“There is no single reason,” they explain, “but some commentators suggest that the terms of the franchise and the way it is rigidly enforced are too restrictive…. Government needs to be more commercial and offer some flexibility in the franchise model so train companies can respond to future challenges and opportunities in a timely way.”
Improving asset management capabilities could be one way of bringing about this flexibility.
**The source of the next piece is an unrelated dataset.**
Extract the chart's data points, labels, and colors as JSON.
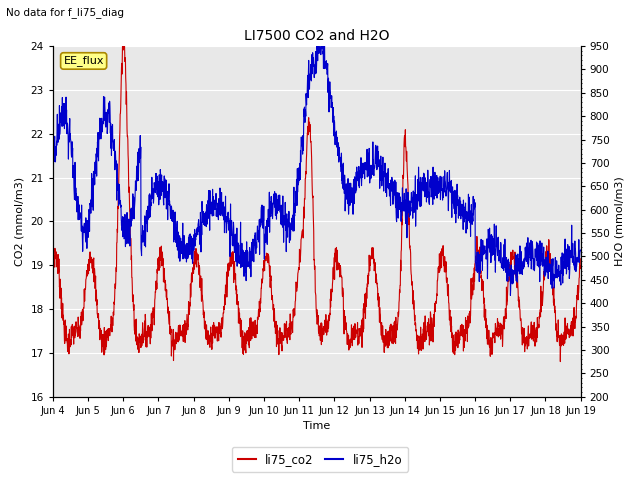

Rail companies such as Network Rail have already begun to recognise the importance of asset management and are developing their approaches accordingly.
“Station Asset Management Plans with up to 40-year horizons are also becoming more prevalent as committed obligations,” they continue. “This focus on common asset management approaches, based on whole-life principles and as mandated in the standard, improves the opportunity for partnership working.” They describe the movement as “in its infancy”, but a step in the right direction.
The article moves on to address “the search for value”, an integral part of asset management: “asset management should be used as the means to effectively control and govern assets such that, in delivering against objectives, the optimum balance of cost, risk and performance is pursued”.
The piece concludes: “So CP6 really should be about consolidating the basics and building strong asset management practices. There is a great deal of technological and industrial change coming and franchises (and the wider rail industry) need to be ready to take advantage of them. The key to success will be to ensure that the asset management practices and the frameworks that shape them act to present up to date asset information across multiple control periods so that bidding franchisees can shape, and then deliver, robust and sustainable bids.”